One of Taku Furukawa’s most admirable qualities is his enthusiasm for playing with technologies both old and new. His Annecy Special Jury Award-winning film Phenakistiscope (1975) brought the 19th century optical amusement into the 20th century and he was one of the first alternative animators to experiment with computer animation with his films Mac the Movie (1985) and Play Jazz (1987).
TAKU BODA (タクボーダ/Nice to See You Re-Mix, 2009) combines the animation genius of Taku Furukawa with the technical wizardry of video game producer and CG animator Noriyuki Boda. It is a remake of Nice To See You (1975), a wonderful little abstract film that Furukawa made on 16mm. TAKU BODA starts and ends with the original film which was almost monochrome – just black and green – and had no soundtrack. The re-mix flips the original film on its head by injecting colour, lively music, and three dimensional CG movement. The shapes and movement of the original film are placed onto the sides of cubes which roll across a grey on white grid. The animation is as visually engaging as the accompanying music, with lots of variety of patterns and shape size.

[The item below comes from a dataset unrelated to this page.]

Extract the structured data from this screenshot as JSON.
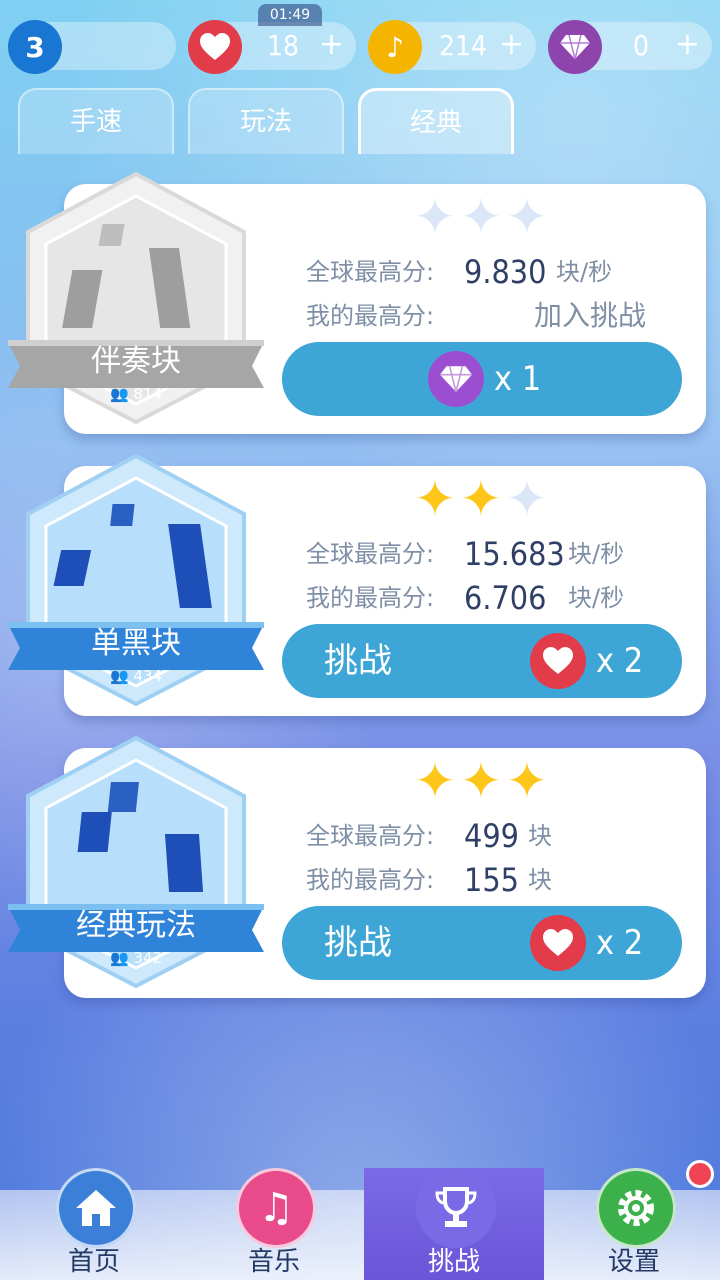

Nice To See You conveyed a message about how we interpret images; that sometimes we need to change our perspective to see the bigger picture. A similar message is conveyed by TAKU BODA, but with the added caveat that great art is created not just through exploring the world from different perspectives, but also from being open to new methods and tools. There are few films that blend old and new animation practices with such harmony as TAKU BODA.